Reference implementation and walkthrough
  1. With KL weight 0.0, the model behaves more like a plain autoencoder. Reconstruction may improve, but the latent space can become less smooth and harder to sample.
  2. With KL weight 0.5, the latent space is pushed harder toward the prior. Reconstruction may get blurrier or less accurate because the model gives up detail for regularity.
  3. Smooth changes along the decoded line indicate that nearby latent points map to related outputs. Sudden jumps suggest a poorly organized latent space.
  4. Tanh can converge, but activation scale changes. Watch reconstruction loss and generated samples rather than assuming it is better or worse.

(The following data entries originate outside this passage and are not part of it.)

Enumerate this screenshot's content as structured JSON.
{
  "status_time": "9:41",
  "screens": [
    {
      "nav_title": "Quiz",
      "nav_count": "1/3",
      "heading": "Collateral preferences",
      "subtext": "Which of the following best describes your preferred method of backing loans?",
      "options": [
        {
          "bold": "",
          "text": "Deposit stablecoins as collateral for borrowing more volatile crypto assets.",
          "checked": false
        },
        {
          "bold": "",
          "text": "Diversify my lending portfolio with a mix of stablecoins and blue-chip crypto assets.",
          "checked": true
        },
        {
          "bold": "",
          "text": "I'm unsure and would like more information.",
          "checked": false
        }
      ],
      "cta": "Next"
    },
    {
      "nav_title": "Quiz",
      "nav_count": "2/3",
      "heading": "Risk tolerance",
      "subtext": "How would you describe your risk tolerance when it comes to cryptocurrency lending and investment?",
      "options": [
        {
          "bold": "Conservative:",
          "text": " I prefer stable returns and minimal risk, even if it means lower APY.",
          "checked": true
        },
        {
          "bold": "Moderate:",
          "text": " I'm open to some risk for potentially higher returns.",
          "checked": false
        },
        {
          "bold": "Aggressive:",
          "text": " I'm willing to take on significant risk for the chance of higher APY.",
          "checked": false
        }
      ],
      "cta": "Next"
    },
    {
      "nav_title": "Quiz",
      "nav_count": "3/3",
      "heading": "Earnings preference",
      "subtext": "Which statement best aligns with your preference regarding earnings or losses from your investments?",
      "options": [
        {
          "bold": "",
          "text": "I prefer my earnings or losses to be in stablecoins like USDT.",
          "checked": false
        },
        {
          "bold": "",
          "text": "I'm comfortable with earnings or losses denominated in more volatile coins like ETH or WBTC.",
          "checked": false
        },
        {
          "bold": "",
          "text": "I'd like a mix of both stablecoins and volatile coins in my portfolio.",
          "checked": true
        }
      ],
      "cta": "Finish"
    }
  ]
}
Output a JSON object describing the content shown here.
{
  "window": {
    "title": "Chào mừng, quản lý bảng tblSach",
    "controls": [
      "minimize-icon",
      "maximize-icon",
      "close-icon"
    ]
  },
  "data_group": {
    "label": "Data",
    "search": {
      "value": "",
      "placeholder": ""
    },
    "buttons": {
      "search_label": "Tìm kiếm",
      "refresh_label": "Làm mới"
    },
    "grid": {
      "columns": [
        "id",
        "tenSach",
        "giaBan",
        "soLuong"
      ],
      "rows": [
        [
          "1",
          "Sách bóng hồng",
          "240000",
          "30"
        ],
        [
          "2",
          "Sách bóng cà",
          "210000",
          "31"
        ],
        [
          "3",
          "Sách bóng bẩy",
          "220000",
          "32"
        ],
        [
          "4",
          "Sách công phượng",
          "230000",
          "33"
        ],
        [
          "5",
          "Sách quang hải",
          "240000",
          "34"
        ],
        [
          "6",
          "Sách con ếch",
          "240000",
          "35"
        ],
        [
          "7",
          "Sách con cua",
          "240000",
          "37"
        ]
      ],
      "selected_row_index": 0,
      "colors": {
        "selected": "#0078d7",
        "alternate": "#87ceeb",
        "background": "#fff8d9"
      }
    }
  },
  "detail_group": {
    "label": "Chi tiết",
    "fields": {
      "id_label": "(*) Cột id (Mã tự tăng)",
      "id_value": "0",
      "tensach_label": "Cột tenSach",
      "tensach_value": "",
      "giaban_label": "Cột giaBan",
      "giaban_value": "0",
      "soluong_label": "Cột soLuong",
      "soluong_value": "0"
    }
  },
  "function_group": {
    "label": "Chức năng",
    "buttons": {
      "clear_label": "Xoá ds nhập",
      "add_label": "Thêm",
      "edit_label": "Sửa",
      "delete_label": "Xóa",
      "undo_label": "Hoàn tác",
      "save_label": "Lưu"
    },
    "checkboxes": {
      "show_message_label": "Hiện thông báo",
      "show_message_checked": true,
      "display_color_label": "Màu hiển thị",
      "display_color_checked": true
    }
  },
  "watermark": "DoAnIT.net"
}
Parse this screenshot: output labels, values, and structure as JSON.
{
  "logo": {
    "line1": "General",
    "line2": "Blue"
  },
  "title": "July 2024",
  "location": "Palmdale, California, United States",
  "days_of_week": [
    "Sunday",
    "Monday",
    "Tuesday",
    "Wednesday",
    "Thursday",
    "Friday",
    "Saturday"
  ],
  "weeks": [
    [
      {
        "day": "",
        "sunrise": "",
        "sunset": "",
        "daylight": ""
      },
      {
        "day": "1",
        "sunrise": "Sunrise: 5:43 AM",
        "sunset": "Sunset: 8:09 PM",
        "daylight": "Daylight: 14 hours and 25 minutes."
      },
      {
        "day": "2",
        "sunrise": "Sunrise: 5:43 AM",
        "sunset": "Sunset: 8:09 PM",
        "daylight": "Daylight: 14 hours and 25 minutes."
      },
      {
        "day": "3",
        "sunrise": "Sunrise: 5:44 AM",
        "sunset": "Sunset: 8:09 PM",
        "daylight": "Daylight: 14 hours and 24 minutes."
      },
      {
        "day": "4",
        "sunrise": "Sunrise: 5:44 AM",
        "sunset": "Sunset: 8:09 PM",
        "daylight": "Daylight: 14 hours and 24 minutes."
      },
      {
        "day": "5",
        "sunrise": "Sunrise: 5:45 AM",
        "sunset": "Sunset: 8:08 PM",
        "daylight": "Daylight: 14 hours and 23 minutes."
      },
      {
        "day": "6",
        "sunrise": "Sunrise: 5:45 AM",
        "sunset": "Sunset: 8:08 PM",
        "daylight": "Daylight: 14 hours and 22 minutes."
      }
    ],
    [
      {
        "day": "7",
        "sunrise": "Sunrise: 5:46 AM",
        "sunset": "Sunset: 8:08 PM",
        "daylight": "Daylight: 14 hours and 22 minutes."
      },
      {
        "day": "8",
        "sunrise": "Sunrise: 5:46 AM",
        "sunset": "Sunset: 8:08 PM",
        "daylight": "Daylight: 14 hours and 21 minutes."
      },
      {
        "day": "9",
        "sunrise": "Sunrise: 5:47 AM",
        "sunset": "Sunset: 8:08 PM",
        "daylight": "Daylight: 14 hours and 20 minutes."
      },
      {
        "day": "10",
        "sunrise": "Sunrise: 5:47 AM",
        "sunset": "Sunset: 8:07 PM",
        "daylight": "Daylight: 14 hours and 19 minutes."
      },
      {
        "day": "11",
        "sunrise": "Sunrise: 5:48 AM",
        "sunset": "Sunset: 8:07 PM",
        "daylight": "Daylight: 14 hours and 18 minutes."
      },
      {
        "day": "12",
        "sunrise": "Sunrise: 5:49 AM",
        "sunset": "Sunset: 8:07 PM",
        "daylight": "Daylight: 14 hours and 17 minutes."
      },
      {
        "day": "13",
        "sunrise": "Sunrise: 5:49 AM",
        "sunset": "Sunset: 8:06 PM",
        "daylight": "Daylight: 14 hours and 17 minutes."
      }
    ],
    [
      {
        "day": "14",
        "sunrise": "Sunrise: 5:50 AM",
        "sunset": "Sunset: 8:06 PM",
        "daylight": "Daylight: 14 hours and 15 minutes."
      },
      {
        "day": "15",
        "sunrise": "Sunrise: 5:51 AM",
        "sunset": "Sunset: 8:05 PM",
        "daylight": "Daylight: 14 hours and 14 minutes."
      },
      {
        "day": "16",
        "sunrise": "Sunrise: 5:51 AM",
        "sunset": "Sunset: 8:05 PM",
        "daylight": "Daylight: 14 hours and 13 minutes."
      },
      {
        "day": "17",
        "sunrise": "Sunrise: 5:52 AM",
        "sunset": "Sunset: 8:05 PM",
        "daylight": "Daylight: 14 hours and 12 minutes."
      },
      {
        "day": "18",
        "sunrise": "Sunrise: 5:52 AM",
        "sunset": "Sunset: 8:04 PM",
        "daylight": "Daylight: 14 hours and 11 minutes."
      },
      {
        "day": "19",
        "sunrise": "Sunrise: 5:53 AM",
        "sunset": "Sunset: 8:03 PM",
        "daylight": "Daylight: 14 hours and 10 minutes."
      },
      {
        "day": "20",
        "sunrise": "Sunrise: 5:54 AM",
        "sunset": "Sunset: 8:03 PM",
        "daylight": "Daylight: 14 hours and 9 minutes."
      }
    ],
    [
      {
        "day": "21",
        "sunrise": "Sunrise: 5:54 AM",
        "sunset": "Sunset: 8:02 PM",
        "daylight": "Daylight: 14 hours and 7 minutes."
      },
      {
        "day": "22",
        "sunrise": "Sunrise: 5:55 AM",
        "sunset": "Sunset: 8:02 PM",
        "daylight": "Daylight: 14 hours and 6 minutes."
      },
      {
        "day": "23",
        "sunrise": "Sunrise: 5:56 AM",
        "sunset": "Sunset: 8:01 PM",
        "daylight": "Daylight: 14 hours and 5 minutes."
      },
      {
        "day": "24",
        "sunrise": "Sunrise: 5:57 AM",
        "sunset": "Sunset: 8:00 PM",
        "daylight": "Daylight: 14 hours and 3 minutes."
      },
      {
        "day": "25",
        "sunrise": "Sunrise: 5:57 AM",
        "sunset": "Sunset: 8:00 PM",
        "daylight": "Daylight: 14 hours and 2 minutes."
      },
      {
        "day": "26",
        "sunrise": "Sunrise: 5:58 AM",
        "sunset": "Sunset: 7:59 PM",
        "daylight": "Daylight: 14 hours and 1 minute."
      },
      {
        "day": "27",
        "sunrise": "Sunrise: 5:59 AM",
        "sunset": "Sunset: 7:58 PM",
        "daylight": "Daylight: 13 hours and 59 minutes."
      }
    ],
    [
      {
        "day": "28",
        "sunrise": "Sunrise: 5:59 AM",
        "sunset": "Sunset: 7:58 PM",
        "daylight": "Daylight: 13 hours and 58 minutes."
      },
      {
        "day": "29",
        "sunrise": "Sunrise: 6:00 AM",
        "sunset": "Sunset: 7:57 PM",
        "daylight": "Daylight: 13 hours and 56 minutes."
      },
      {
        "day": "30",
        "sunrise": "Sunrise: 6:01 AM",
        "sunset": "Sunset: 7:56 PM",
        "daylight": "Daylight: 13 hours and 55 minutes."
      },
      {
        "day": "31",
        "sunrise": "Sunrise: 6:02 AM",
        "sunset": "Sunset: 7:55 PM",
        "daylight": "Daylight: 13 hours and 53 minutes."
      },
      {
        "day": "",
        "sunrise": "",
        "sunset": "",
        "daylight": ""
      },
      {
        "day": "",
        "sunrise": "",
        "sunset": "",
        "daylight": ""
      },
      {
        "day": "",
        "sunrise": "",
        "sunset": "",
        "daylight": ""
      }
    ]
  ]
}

  5. VAE makes the tradeoff between reconstruction and latent regularity explicit, which is excellent for understanding representation learning and later diffusion ideas.
  • VAE learns a latent distribution, not just a fixed code.
  • Reparameterization keeps sampling compatible with backpropagation.
  • The KL term makes latent space smoother and more samplable.
  • VAE is often easier to train than GAN, but may trade sharpness for structure.
  • Understanding VAE makes later diffusion and representation learning easier.